By Marie Benz MD FAAD | May 7, 2017

Read Full Story Here Interview with:
Michael CTrumbo
Sandia National Laboratories
Department of Psychology
Psychology Clinical Neuroscience Center
The University of New Mexico
Albuquerque, NM What is the background for this study? What are the main findings?

Response: The impetus for this study can be found in claims made by several commercial enterprises that you can get cognitive benefits from brain training games intended to enhance working memory (the amount of information you can hold and manipulate in your mind at one time). However, a burgeoning body of research shows working memory training games often do not provide the benefits claimed. Research led by my colleague Laura Matzen shows evidence that working memory training may actually impair other kinds of memory.

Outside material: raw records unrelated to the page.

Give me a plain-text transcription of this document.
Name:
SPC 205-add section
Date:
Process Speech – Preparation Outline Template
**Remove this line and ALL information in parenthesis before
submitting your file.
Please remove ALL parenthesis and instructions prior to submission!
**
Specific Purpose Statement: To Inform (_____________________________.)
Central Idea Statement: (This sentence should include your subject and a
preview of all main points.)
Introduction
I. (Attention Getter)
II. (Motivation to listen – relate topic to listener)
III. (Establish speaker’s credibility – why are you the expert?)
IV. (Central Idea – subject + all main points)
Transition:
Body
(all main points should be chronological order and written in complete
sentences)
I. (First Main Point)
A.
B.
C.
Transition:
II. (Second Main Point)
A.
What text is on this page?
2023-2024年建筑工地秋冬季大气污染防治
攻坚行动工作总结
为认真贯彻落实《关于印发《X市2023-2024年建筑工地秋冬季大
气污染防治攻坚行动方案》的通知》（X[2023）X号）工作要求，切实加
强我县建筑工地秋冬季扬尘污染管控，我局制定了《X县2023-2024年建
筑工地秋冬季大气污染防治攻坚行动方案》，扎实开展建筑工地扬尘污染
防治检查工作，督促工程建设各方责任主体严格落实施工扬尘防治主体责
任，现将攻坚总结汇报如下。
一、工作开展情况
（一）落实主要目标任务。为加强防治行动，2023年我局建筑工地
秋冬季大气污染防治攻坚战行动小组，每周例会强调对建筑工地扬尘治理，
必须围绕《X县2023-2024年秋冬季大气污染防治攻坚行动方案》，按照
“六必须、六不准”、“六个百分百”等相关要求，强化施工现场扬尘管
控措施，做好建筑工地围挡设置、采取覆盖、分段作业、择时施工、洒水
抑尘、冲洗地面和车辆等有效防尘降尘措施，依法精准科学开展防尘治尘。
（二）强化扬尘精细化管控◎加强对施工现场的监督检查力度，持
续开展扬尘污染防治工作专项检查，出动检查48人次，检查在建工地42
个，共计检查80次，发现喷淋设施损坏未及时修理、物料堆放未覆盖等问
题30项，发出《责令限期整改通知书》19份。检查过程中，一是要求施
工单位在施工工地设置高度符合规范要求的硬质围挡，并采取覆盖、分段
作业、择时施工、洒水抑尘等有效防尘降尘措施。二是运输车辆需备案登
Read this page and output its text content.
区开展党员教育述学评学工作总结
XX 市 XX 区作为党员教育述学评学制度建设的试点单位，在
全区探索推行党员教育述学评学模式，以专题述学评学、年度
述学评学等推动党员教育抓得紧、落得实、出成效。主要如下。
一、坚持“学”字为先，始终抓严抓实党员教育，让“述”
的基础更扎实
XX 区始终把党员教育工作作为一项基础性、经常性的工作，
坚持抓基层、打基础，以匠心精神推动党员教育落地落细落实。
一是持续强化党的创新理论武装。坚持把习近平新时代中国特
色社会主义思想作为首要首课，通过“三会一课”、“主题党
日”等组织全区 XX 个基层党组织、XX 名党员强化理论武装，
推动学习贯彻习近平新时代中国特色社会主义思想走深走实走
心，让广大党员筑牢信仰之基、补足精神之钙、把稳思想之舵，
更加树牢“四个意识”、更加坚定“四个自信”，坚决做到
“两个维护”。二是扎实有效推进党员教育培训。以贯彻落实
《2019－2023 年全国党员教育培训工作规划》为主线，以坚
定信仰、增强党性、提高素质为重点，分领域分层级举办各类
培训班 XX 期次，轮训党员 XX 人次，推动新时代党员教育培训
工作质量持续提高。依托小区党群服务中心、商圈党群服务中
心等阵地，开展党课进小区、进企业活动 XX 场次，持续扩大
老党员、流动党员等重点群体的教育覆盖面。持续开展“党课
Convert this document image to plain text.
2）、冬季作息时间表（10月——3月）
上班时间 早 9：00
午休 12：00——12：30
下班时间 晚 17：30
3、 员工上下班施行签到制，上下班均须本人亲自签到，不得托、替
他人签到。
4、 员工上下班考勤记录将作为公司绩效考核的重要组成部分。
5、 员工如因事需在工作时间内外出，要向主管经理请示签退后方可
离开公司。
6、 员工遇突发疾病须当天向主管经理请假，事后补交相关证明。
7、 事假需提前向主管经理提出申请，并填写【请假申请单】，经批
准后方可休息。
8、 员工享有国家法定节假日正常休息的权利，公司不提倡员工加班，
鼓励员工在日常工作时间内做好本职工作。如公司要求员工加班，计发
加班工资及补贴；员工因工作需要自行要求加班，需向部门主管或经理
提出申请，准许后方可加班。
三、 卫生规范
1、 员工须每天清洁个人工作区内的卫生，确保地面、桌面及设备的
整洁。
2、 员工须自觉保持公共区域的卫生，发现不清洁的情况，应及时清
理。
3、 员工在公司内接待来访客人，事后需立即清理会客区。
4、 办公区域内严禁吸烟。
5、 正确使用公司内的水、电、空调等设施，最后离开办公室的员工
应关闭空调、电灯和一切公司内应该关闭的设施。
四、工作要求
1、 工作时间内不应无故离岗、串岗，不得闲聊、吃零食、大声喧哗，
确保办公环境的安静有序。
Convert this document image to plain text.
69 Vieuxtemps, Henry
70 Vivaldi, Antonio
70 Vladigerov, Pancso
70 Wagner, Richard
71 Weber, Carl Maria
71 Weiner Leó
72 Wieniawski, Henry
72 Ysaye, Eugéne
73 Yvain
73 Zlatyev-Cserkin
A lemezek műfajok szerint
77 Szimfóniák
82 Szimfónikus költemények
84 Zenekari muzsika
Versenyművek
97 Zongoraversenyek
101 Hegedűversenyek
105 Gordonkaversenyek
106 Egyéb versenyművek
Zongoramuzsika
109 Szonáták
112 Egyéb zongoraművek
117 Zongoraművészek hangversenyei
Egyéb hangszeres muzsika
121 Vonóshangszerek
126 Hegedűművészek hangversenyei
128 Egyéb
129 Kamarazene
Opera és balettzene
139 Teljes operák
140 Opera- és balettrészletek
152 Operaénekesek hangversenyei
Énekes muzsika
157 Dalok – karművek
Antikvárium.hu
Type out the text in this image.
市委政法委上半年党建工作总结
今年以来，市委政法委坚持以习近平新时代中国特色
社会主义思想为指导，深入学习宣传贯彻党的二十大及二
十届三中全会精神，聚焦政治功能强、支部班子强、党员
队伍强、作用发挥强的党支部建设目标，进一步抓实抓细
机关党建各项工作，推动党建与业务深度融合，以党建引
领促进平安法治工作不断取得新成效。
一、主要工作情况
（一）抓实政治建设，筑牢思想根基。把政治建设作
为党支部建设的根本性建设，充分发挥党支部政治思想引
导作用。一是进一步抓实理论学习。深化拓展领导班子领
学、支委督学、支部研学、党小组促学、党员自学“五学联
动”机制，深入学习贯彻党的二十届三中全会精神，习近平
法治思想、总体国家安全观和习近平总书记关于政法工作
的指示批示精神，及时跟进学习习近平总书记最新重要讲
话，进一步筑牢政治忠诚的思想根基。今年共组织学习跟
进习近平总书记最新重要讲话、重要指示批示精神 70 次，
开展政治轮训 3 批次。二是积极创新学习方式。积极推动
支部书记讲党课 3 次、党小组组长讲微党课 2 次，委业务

A key concept in demonstrating improvement of the working memory system is task transfer – if working memory has been improved, then that improvement should be evident when attempting tasks aside from the trained task, to the extent that these new tasks utilize working memory. Brain stimulation combined with working memory training might work when training by itself falls short because stimulation allows for manipulation of brain plasticity in brain regions that are relevant to working memory task performance. If you’re improving connectivity in a brain region involved in working memory, then you should get transfer to other tasks to the extent that they rely on that same brain region. When you’re having people do tasks in the absence of brain stimulation, it’s not clear if you’re getting this general improvement in working memory brain areas. You might be getting very selective, task kind of improvements due to use of task-specific strategy development.